Полная версия
Новая фантастика 2025. Антология № 9
– Наоборот. Мне здесь слишком уютно. Но ведь где-то существует и моя настоящая жизнь.
– Так пусть поборется за такого добра молодца. А пока ты – мой.
– Целиком и полностью. Вот только… Тяжело без имени.
– Велика проблема! – фыркнула Марьяна. – Будешь… М-м… Инанис!
– Чего?
– Инанис, – медленно, нараспев повторила она. И уставилась выжидающе-насторожённо.
– Нет такого имени.
– Теперь есть. Твоё.
– И что оно хоть значит?
– Понятия не имею. Но звучит мелодично. Либо оно, либо Акакий. Выбирай!
– Ладно, – усмехнулся я. – Инанис так Инанис.
– Вот и ладушки! – замурлыкала Марьяна, раскладывая на столе купленные продукты. – Ты случайно не знаешь, что такое «су-ши»? Слышала в автобусе, что очень вкусно!
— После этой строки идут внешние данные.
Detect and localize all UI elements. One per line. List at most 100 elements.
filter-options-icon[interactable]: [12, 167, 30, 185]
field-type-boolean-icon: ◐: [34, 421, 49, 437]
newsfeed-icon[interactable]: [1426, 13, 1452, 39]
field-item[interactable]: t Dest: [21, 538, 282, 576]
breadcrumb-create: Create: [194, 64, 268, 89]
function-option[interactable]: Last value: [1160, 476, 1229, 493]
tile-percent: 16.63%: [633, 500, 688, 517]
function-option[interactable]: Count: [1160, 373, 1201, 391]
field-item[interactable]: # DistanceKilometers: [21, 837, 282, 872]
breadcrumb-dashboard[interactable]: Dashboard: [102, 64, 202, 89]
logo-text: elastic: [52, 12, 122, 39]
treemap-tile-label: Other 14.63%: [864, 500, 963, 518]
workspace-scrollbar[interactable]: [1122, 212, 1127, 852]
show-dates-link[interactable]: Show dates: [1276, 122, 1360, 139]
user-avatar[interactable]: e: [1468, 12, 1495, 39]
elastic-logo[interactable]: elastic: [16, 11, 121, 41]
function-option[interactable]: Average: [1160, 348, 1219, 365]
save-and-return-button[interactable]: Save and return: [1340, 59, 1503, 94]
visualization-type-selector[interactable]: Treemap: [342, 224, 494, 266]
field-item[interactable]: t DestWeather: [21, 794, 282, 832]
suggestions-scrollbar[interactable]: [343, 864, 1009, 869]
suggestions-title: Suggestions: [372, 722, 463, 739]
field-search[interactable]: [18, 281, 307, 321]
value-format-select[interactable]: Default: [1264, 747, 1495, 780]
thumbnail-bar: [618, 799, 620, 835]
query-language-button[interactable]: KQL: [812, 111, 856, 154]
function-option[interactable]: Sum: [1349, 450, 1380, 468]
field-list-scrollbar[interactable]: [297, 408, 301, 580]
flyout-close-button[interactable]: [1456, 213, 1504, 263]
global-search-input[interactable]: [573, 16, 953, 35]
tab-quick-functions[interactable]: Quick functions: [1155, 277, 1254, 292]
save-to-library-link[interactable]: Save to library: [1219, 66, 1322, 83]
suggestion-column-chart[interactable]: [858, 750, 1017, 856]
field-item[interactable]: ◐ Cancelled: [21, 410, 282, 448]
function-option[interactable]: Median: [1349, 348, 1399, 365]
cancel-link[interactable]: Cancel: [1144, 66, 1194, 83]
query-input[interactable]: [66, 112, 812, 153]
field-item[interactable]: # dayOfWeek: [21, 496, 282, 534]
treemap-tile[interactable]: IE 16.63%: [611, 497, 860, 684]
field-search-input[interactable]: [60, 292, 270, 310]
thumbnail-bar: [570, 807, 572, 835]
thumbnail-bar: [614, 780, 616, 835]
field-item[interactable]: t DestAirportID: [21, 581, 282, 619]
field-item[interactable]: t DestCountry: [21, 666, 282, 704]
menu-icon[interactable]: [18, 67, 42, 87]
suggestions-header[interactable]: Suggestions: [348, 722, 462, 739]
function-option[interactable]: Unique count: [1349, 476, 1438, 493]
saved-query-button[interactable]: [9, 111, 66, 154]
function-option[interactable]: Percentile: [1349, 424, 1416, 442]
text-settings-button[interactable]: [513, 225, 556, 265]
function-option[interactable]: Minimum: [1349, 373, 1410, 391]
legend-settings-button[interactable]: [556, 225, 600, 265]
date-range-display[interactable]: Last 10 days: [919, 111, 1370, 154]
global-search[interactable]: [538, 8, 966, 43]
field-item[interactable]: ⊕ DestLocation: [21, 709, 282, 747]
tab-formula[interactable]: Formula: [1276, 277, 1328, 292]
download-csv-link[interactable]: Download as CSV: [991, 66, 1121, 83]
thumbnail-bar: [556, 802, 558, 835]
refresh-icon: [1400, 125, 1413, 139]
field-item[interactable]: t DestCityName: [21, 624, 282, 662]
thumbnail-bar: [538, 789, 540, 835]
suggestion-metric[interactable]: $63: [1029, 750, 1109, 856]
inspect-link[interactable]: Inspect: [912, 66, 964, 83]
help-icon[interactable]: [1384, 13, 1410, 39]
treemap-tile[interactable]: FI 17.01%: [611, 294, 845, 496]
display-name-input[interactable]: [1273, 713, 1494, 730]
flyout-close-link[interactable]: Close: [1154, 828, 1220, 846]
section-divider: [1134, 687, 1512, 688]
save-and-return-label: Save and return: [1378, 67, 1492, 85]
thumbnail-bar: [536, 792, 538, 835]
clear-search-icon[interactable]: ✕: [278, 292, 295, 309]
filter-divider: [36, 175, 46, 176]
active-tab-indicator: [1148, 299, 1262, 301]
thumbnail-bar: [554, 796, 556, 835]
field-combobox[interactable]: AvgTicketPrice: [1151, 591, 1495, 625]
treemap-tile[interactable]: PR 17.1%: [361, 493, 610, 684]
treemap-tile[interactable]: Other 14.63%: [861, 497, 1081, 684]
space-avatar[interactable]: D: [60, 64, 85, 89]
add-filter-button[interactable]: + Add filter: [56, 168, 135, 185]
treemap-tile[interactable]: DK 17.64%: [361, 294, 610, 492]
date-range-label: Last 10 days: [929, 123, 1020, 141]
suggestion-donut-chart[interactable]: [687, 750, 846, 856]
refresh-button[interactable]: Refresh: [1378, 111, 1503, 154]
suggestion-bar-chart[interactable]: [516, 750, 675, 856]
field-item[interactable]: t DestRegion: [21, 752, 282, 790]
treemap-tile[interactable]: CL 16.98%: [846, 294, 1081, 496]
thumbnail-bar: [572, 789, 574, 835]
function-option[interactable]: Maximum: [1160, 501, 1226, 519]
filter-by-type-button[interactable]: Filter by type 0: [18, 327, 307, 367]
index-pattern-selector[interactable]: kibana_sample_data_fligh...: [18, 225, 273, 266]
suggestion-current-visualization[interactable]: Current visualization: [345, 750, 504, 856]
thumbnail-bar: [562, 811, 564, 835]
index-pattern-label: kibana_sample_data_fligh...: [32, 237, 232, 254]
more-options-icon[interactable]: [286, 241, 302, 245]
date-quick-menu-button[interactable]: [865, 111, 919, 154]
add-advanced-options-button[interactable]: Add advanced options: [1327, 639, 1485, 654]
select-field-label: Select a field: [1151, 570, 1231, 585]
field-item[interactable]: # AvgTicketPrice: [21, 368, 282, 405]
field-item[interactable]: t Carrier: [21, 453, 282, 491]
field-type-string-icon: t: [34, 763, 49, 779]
* * *С этого дня Марьяна стала рассказывать мне сказки. Иногда ведьма бормотала их за работой, иногда – за столом, но чаще всего любила говорить, пока я расчёсывал ей волосы. Сказки были странные, не похожие на обычные выдумки. В них царили тени и отзвуки; непривычные сюжеты незримо искажались, эхом отзываясь в каждой вибрации дурманящего душного воздуха. Наполненные словами, эти истории будто не имели смысла, несли лишь невнятную тоску, тревогу и… опустошение.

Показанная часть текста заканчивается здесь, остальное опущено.